Dia de São João e aniversário do Weidy em Piracaia, chez nossos amigos Rodrigo et Thomas. A maison se chama La Figueira e muito já falei dela aqui no blog. Nossa intenção era chegar na sexta-feira para o por do sol. Mas houve tanto trânsito na saída de São Paulo que acabamos chegando para um rápido brinde e dormir. No sábado acordamos cedo e, após o desjejum, saímos para caminhada matinal por longa trilha mata adentro até uma inspiradora queda d'água. Mago, o cão pastor suíço dos nossos anfitriões, abria caminho nas picadas, branco e enorme como um urso polar. Depois de longos papos e planejamentos de projetos artísticos voltamos vale acima até a figueira em si, gigantesca, centenária, a dar nome à propriedade. Sentamos em suas majestosas raízes, que saem da terra formando paredes vivas, como muros a circundá-la... Nossos anfitriões são vegetarianos e preparei uma ceia, algo entre o almoço e o jantar, composta de creme de aipo, batatinhas salteadas com alecrim e salada de avocado com tomate cereja e azeitonas verdes. De entrada, pão italiano com homus e queijo melba com amêndoas e damascos. Tudo regado a espumante brut da Serra Gaúcha. O por do sol veio para fechar o glorioso sábado com uma profusão de cores de doer a alma. Digo de doer a alma porque, a essas alturas, o som de Benjamin Clementine já habitava o ar que respirávamos... Pausa para um cochilo e à noite já estávamos reunidos para mais comemorações com vinho tinto e velouté de cenoura com mandioca. Alguma música francesa no iPad, ampliada pela caixinha de som bluetooth... Domingo de sol radioso, céu de brigadeiro. Os meninos saem para nova caminhada na mata e eu me estendo ao sol para bronzear a carcaça. Penso na passagem do tempo aqui e lá, na grande cidade. Aqui as atividades se distribuem naturalmente ao longo do dia, sem horários determinados para isso ou aquilo. E quando a gente se dá conta, mais um dia findou. O silêncio é quebrado, vez por outra, por pássaros que cantam ao longe ou pelo farfalhar das folhas das árvores. Sem trânsito nem vizinhos. Sem pressa ou poluição. Sem sirene ou buzina. Encho os pulmões de ar e agradeço...
Nas fotos, vista da piscina, a maison em si e o sol se põe na janela do quarto.

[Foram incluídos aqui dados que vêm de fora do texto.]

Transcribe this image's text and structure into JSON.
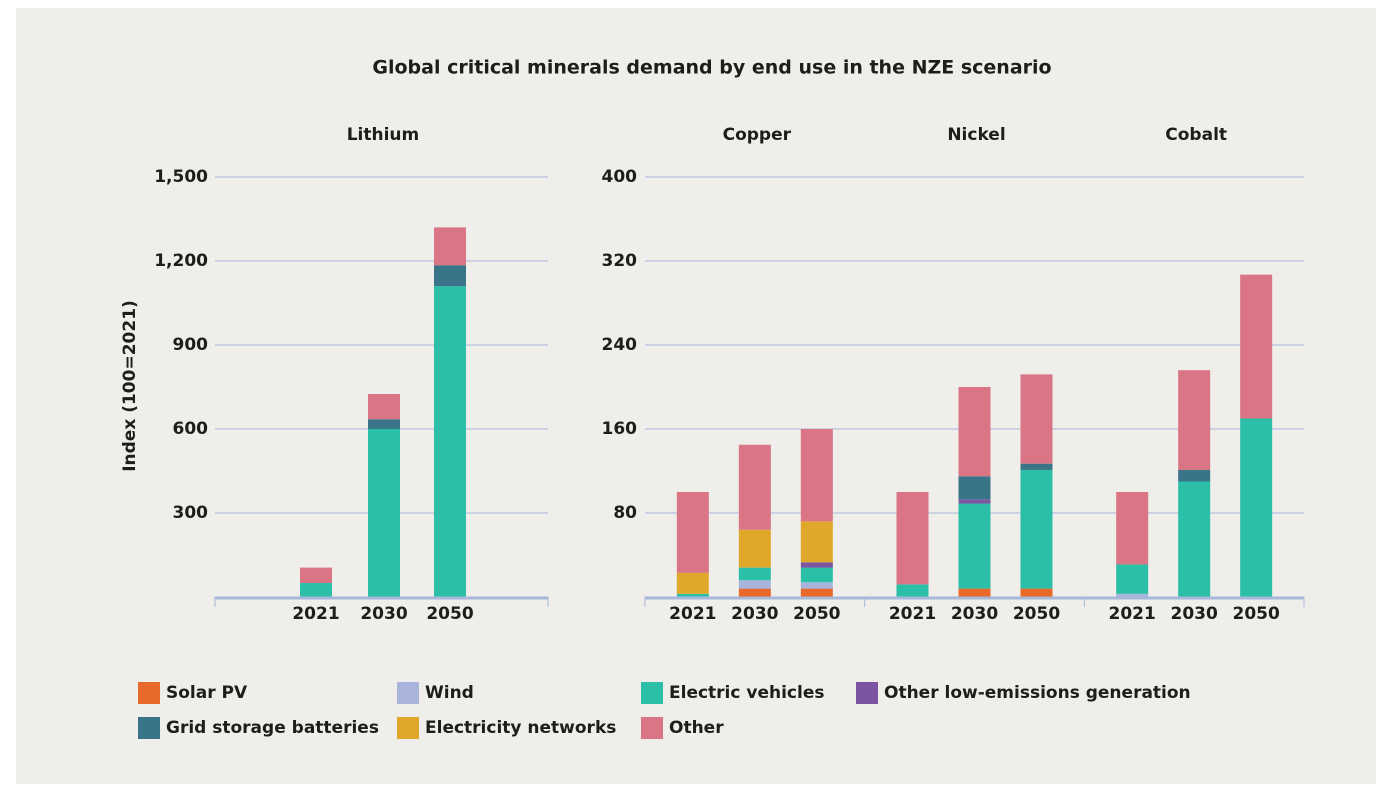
{
  "title": "Global critical minerals demand by end use in the NZE scenario",
  "chart_data": [
    {
      "type": "stacked_bar",
      "title": "Lithium",
      "ylabel": "Index (100=2021)",
      "categories": [
        "2021",
        "2030",
        "2050"
      ],
      "ylim": [
        0,
        1500
      ],
      "yticks": [
        300,
        600,
        900,
        {
          "value": 1200,
          "label": "1,200"
        },
        {
          "value": 1500,
          "label": "1,500"
        }
      ],
      "grid": true,
      "series": [
        {
          "name": "Electric vehicles",
          "color": "#2bbfa8",
          "values": [
            50,
            600,
            1110
          ]
        },
        {
          "name": "Grid storage batteries",
          "color": "#3a7488",
          "values": [
            0,
            35,
            75
          ]
        },
        {
          "name": "Other",
          "color": "#d97585",
          "values": [
            55,
            90,
            135
          ]
        }
      ]
    },
    {
      "type": "stacked_bar",
      "groups": [
        "Copper",
        "Nickel",
        "Cobalt"
      ],
      "categories": [
        "2021",
        "2030",
        "2050",
        "2021",
        "2030",
        "2050",
        "2021",
        "2030",
        "2050"
      ],
      "ylim": [
        0,
        400
      ],
      "yticks": [
        80,
        160,
        240,
        320,
        400
      ],
      "grid": true,
      "series": [
        {
          "name": "Solar PV",
          "color": "#e8692a",
          "values": [
            0,
            8,
            8,
            0,
            8,
            8,
            0,
            0,
            0
          ]
        },
        {
          "name": "Wind",
          "color": "#a9b4dd",
          "values": [
            0,
            8,
            6,
            0,
            0,
            0,
            3,
            0,
            0
          ]
        },
        {
          "name": "Electric vehicles",
          "color": "#2bbfa8",
          "values": [
            3,
            12,
            14,
            12,
            81,
            113,
            28,
            110,
            170
          ]
        },
        {
          "name": "Other low-emissions generation",
          "color": "#7b559f",
          "values": [
            0,
            0,
            5,
            0,
            4,
            0,
            0,
            0,
            0
          ]
        },
        {
          "name": "Grid storage batteries",
          "color": "#3a7488",
          "values": [
            0,
            0,
            0,
            0,
            22,
            6,
            0,
            11,
            0
          ]
        },
        {
          "name": "Electricity networks",
          "color": "#e0a82a",
          "values": [
            20,
            36,
            39,
            0,
            0,
            0,
            0,
            0,
            0
          ]
        },
        {
          "name": "Other",
          "color": "#d97585",
          "values": [
            77,
            81,
            88,
            88,
            85,
            85,
            69,
            95,
            137
          ]
        }
      ]
    }
  ]
}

sábado, 17 de junho de 2017

ZU LAI

Há poucos minutos de São Paulo existe um lugar sagrado onde se pode meditar, respirar mais calmamente e entrar em contato com a natureza, a arquitetura e a arte sacra orientais. É o templo budista Zu Lai. Situado em Cotia, região metropolitana de São Paulo, é o primeiro templo do Monastério Fo Guang Shan na América Latina. Além de todas as atividades espirituais oferecidas, como cursos de tai chi e meditação, o Zulai tem museu, biblioteca, loja, café e restaurante vegetariano. Sem falar nos belíssimos jardins com lagos, cerejeiras e esculturas, nos quais você pode tomar sol, fazer pic nic ou simplesmente ouvir o silêncio, coisa raríssima de se conseguir vivendo na Pauliceia. Fui conhecer este paraíso na Terra nesse fim de semana de feriado prolongado, o que fez com que encontrasse o local bastante cheio de frequentadores vindos de todas as partes. Pretendo voltar em um dia de semana qualquer. Imagino que sem tanta gente circulando o passeio deva ser ainda mais proveitoso. Sem muito mais o que dizer, deixo-os com algumas das belas imagens que registrei por lá. Namaste!